I uploaded the datasets from this release to figshare: https://doi.org/10.6084/m9.figshare.3487685.v4

gwaybio commented 8 years ago

It looks like the filename is samples.tsv - should it be samples.tsv.bz2?

dhimmel commented 8 years ago

@gwaygenomics, samples.tsv is not bzip2 compressed.

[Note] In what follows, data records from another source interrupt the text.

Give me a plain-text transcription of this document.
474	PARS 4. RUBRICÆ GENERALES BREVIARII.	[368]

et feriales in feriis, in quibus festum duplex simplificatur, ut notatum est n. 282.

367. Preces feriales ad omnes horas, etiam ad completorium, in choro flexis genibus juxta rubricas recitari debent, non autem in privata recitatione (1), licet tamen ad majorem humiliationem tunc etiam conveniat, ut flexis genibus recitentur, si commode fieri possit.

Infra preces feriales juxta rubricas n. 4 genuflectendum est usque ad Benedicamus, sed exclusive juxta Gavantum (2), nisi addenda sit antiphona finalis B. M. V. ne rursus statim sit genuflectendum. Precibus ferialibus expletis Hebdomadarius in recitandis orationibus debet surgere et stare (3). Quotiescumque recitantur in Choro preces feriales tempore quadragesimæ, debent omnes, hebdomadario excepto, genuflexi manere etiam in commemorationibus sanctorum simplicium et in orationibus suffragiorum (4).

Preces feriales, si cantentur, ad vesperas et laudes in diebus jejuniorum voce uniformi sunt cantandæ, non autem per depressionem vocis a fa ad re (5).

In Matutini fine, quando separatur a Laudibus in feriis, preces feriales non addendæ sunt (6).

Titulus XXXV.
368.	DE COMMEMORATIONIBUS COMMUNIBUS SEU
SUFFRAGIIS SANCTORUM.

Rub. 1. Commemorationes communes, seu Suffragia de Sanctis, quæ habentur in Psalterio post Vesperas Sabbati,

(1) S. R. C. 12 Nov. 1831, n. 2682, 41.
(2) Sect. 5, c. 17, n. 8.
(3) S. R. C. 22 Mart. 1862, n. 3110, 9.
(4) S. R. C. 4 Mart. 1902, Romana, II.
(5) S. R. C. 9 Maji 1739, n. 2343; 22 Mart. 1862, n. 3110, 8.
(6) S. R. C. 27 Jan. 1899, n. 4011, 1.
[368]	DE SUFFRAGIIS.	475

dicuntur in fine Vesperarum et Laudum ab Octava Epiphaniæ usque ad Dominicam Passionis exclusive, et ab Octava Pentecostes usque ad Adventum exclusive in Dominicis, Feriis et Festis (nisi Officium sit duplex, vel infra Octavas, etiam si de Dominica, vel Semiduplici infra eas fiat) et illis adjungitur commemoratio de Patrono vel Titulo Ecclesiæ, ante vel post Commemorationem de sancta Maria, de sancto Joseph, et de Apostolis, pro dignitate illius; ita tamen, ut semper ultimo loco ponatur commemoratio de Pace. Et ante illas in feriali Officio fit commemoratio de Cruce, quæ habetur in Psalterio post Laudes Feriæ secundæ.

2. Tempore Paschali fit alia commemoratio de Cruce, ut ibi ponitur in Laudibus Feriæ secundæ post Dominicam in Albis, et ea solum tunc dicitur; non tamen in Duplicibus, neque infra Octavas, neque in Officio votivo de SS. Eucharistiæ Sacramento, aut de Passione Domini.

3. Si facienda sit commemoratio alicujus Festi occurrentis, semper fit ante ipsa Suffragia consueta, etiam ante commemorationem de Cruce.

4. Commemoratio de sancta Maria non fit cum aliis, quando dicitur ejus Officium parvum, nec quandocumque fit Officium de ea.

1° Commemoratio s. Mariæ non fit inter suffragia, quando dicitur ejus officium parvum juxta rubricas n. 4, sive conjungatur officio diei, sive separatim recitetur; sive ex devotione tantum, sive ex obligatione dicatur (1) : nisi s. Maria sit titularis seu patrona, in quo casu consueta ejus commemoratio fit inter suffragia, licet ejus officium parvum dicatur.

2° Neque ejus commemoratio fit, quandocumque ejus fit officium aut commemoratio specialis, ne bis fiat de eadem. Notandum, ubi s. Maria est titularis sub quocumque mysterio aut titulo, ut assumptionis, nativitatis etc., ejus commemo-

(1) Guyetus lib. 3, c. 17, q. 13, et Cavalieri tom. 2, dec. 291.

dhimmel commented 8 years ago

Regarding the lack of samples with "acute myeloid leukemia" in the aligned dataset: Of the 200 "acute myeloid leukemia" samples, 173 had expression data had 0 have mutation data. According to @gwaygenomics:

I have directly worked with this AML data before - not sure why it would be missing here. I think it may have to do with Xena version inconsistencies.

Therefore this issue sounds like #16, where a past PANCAN_mutation version contained mutations for additional samples. CCing @jingchunzhu in case the lack of mutation data for AML samples is an upstream bug.

jingchunzhu commented 8 years ago

​I assume you are using the mutationVector format data? not the gene-level non-silent mutation data.

AML data has only been called on hg18, not on hg19 genomes. The single mutationVector dataset needs to be coherent in terms of the genomic positions, all on hg19. Typically it is also not a good idea to map SNVs between genomes. It is best to re-align reads and re-call mutations on a new genome.

dhimmel commented 8 years ago

@jingchunzhu, we're using the PANCAN_mutation dataset, which is variant level rather than gene level. The online documentation states:

TCGA pan-cancer somatic mutation data compiled from all TCGA cohorts where hg19 mutation calls are available.

So it makes sense that AML samples are omitted because they haven't been called on hg19.